In light of the principles we have articulated and considering the peculiar status of this parcel at the time of condemnation, we conclude the City's argument has no merit. At the time of condemnation, in spite of existing land use regulations, Rein had a vested right to complete development of the property to the extent of one high-rise building. However, neither Rein nor any other potential owner was free to construct a high-rise building under any plan. The existence of Rein's vested right "`does not mean that he can enlarge the [planned] building or change it in any way,'" but only that he "may proceed to finish the construction of this building according to [existing] plans." Hawkinson v. County of Itasca, 304 Minn. 367, 371-72, 231 N.W.2d 279, 281-82 (1975). This case, therefore, differs from the normal situation where any potential "willing buyer" of a property would be free *51 to discard the owner's existing plan and still achieve the property's highest and best use. Here, land use regulations would bar what all parties concede is the highest and best use a luxury, high-rise apartment complex under any design other than Rein's.

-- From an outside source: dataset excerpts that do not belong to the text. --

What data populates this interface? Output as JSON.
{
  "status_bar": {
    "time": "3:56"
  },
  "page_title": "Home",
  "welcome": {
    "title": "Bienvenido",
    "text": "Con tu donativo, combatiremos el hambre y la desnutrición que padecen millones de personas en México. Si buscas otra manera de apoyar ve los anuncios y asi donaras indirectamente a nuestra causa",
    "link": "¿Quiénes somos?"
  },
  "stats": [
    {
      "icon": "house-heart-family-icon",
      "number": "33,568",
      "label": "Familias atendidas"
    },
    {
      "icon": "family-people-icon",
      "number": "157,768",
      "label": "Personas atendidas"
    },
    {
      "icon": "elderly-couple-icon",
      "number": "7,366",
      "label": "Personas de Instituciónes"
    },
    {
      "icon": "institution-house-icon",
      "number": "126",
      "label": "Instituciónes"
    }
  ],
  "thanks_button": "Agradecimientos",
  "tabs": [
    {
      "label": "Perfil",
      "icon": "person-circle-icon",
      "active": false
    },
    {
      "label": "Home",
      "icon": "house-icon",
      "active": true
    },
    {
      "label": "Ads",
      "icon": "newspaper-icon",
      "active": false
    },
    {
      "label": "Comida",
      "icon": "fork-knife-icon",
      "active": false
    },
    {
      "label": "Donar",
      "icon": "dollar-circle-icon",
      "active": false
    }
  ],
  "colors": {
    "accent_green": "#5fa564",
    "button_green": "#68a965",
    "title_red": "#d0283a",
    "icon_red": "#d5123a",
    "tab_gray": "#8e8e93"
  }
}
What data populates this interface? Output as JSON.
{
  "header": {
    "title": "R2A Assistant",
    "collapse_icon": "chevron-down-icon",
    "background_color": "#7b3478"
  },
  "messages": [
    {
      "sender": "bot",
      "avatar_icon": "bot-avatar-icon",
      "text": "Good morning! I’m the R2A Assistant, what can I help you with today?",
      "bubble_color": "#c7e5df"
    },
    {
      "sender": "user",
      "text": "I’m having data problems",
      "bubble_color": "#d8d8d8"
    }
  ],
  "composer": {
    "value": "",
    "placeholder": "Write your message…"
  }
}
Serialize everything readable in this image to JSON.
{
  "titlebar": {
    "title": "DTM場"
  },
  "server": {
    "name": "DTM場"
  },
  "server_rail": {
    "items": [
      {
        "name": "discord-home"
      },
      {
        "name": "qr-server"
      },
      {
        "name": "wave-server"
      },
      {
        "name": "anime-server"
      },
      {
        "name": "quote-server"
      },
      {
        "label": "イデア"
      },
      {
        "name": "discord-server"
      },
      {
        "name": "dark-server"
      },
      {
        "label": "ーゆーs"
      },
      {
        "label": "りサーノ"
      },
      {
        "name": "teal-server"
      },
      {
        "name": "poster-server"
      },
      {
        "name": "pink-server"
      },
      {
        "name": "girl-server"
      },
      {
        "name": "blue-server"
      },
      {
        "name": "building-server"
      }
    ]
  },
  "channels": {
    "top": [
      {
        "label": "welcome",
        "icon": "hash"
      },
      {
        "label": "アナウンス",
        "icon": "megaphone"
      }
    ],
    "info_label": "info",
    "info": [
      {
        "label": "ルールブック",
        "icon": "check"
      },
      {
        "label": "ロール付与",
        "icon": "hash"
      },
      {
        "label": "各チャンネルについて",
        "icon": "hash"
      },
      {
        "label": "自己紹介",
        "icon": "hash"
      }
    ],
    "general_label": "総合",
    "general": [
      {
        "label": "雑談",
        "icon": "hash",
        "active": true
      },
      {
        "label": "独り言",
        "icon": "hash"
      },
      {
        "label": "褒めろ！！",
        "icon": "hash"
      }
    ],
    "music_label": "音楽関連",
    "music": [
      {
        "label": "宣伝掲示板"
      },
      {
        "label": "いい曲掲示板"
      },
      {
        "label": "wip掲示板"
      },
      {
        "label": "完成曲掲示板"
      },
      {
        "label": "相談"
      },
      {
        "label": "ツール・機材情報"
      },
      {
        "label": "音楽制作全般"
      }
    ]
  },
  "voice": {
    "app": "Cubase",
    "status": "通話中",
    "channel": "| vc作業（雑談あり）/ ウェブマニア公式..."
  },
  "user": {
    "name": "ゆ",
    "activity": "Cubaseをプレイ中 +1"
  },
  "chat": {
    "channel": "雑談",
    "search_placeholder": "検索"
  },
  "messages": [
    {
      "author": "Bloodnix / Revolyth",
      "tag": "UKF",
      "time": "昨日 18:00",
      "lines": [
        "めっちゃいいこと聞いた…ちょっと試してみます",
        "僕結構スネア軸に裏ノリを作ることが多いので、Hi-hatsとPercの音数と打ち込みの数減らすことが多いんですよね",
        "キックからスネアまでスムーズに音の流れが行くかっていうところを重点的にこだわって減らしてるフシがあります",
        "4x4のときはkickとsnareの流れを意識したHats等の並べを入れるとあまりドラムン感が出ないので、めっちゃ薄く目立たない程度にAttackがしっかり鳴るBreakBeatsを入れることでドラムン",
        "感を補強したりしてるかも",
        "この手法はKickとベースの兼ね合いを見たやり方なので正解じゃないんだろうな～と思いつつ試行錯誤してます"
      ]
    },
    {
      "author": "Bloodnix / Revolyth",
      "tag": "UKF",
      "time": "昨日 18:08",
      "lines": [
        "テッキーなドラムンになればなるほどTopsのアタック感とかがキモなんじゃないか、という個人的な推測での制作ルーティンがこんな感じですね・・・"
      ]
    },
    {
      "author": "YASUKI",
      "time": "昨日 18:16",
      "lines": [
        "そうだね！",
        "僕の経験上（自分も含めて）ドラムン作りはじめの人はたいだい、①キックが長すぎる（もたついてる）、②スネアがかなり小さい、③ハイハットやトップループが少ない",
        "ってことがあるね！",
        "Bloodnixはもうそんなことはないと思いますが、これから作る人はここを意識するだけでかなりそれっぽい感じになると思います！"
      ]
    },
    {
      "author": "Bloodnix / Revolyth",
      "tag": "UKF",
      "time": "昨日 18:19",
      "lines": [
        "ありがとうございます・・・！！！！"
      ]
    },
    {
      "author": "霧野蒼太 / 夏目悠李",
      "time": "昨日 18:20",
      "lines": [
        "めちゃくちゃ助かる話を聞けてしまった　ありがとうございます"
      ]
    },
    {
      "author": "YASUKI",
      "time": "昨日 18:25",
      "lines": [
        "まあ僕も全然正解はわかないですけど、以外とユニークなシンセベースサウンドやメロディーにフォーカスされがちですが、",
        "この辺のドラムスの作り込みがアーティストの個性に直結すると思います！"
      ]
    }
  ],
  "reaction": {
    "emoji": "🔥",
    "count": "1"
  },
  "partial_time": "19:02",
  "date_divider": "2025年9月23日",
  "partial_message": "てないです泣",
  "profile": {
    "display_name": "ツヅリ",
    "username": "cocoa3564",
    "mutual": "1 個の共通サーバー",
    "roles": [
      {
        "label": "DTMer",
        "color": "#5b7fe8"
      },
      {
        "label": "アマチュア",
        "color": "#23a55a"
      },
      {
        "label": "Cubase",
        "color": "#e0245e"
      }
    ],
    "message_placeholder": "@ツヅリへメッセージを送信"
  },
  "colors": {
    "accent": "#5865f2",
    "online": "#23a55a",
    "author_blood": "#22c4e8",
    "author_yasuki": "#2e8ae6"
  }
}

Because of this rather unique circumstance, Rein's plans and progress toward completing development assume a significance absent in the typical eminent domain case. The land use regulation posture of this tract places Rein's plans and progress beyond the category of mere speculation. They are instead factors likely to markedly influence a prospective purchaser and seller in fixing a purchase price for the property. See State v. LaBarre, 255 Minn. 309, 96 N.W.2d 642 (1959) (evidence of plans for remainder of partially completed and operating shopping center). We hold, therefore, that the trial court was within the limits of its discretion when it admitted the contested evidence.

2. The City also argues that the trial court erred by admitting testimony from one of Rein's experts in violation of Minn.Stat. § 117.165, subd. 3 (1978), which provides:

A party shall not be permitted at the trial, except for just cause shown, to use any expert witness on the matter of damages whose name, address and appraisal was not disclosed to the other party following a written demand.

The City made the required demand and received the information. The appraisal, however, was subsequently updated. The existence of the newer evaluation was disclosed in a routine exhibit list, but Rein failed to inform the City of the contents of the report. The City, after a request from Rein, failed to indicate that it was missing any of the items inventoried on the exhibit list. At trial the district court concluded that the City was surprised by the expert's testimony and gave the City several options, including an opportunity for a deposition, to allow it to adequately prepare for cross-examination. The City chose a short recess, during which it interviewed the appraiser. We find no need to determine whether the court in fact erred by admitting the expert's testimony because we conclude that any possible error was harmless.

As to other alleged errors, our review of the record discloses that the jury charge accurately set forth the law concerning compensation for condemned property and that the jury was adequately cautioned regarding their role in the process. Furthermore, while the award was rather large, we have found nothing to indicate that the jury award includes payment for anything other than the fair market value of the property taking into account all incidents of value inherent in the property. We therefore affirm.

Affirmed.

TODD, J., took no part in the consideration or decision of this case.

AMDAHL, J., not having been a member of the court at the time of the argument and submission, took no part in the consideration of this case.

NOTES

[1] At all relevant times Rein's development plan was consistent with applicable City of St. Paul zoning ordinances.